I was in London last month and came across a large advertisement entitled, “Yalta to Siberia”. The advertisement ran in several major newspapers. The advertisement which poses as an article, is a nationalistic fear-tactic-type piece of propaganda that reflects changes in Russian identity in this 21st Century. It also reflects a failure of Russia to welcome and integrate many of its (multicultural native) peoples and would-be immigrants over the past 2 decades following the collapse of communism.

For example, Russias immigrant visa rules are revised and rewritten each month, making it hard for non-Russians to integrate—most have to leave the country 2 or more times a year to renew their work or living permits.

http://postsovietico.blogspot.com/2010/05/ultranacionalismo-leton-o-amor-lo.html

The article-advert, written by Aivars Slucis, states bluntly that China has its eye on Siberia and all of Russia’s great wealth there. Likewise, the same advertisement writer noted that “on Russia’s western border are NATO countries Estonia, Latvia, Lithuania and Koenigsburg (Kaliningrad in Russian).”

The ultra-nationalist Slucis adds that in these so-called NATO (Baltic) regions there are too many Russians while in Eastern Russia there are too few real Russians. Slucis rightly points out that following “the collapse of the Russian empire (the Soviet Union), the Russians left the rest of Central Europe but” are still living in large numbers in the Baltic states—and--, of course, in Kaliningrad.

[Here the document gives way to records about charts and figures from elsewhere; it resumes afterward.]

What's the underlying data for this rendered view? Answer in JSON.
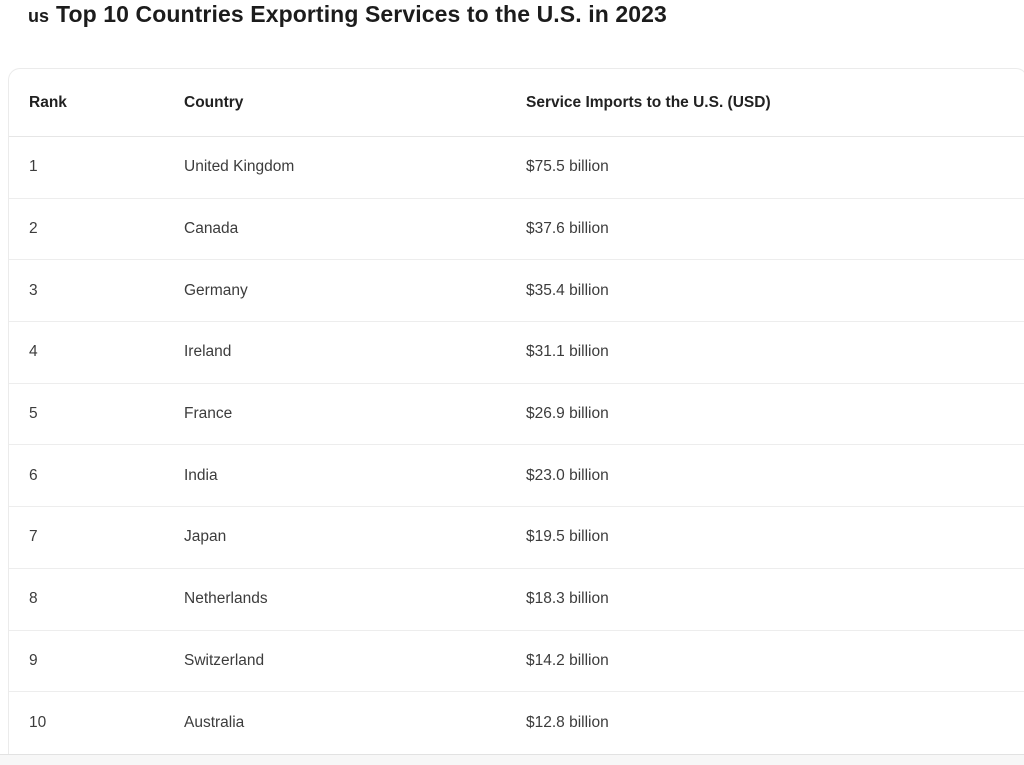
{
  "header": {
    "title_prefix": "us",
    "title": "Top 10 Countries Exporting Services to the U.S. in 2023"
  },
  "table": {
    "columns": [
      "Rank",
      "Country",
      "Service Imports to the U.S. (USD)"
    ],
    "rows": [
      {
        "rank": "1",
        "country": "United Kingdom",
        "value": "$75.5 billion"
      },
      {
        "rank": "2",
        "country": "Canada",
        "value": "$37.6 billion"
      },
      {
        "rank": "3",
        "country": "Germany",
        "value": "$35.4 billion"
      },
      {
        "rank": "4",
        "country": "Ireland",
        "value": "$31.1 billion"
      },
      {
        "rank": "5",
        "country": "France",
        "value": "$26.9 billion"
      },
      {
        "rank": "6",
        "country": "India",
        "value": "$23.0 billion"
      },
      {
        "rank": "7",
        "country": "Japan",
        "value": "$19.5 billion"
      },
      {
        "rank": "8",
        "country": "Netherlands",
        "value": "$18.3 billion"
      },
      {
        "rank": "9",
        "country": "Switzerland",
        "value": "$14.2 billion"
      },
      {
        "rank": "10",
        "country": "Australia",
        "value": "$12.8 billion"
      }
    ]
  },
  "chart_data": {
    "type": "table",
    "title": "us Top 10 Countries Exporting Services to the U.S. in 2023",
    "columns": [
      "Rank",
      "Country",
      "Service Imports to the U.S. (USD)"
    ],
    "categories": [
      "United Kingdom",
      "Canada",
      "Germany",
      "Ireland",
      "France",
      "India",
      "Japan",
      "Netherlands",
      "Switzerland",
      "Australia"
    ],
    "ranks": [
      1,
      2,
      3,
      4,
      5,
      6,
      7,
      8,
      9,
      10
    ],
    "values_billion_usd": [
      75.5,
      37.6,
      35.4,
      31.1,
      26.9,
      23.0,
      19.5,
      18.3,
      14.2,
      12.8
    ],
    "value_labels": [
      "$75.5 billion",
      "$37.6 billion",
      "$35.4 billion",
      "$31.1 billion",
      "$26.9 billion",
      "$23.0 billion",
      "$19.5 billion",
      "$18.3 billion",
      "$14.2 billion",
      "$12.8 billion"
    ],
    "colors": {
      "title_text": "#1c1c1c",
      "header_text": "#212121",
      "body_text": "#3c3c3c",
      "separator": "#ededed",
      "card_border": "#ebebeb",
      "card_background": "#ffffff"
    }
  }
}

I need to note on behalf of those who do not know geography well that Kaliningrad, a Russian enclave on the Baltic Sea, is still, in fact, fully part of Russia today (i.e. not a separate state belonging to NATO)—so, the author of this propaganda has certainly gone out of his way to make false narration’s, especially in terms of Slucis´many insinuations about Russia being threatened or carved up further into small reams territory over coming decades.

Nonetheless, one interesting and important point of propaganda in the 4th paragraph in this “Yalta to Siberia” piece is that Slucis is encouraging Russians to now leave the Balkan states (and Kaliningrad), in order to return to their motherland and rebuild the country—especially in the Eastern part of Russia, where Russians with Asiatic faces dominate. Slucis encourages all these Russians from the Balkans to take their wealth and skills back to the home country, Russia, and make a difference in the years ahead, i.e. protecting the land from China and NATO.

Next, however, I was certainly taken aback by the ironical twist which came at the end of this advertisement.

It was irony, pure and simple. Here is the address that Aivars Slucis had the nerve to put at the bottom of his own propaganda piece written for good mother Russia:

Aivars Slucis
3452 Autumn Woods Drive
Chasca, MN 55318
USA


It appears that our Russian ultra-nationalist either lives in the USA or at least publishes out of the USA—and not out of Russia.

http://vip.latnet.lv/LPRA/holocaus.htm

What kind of role model are you Mr. Slucis?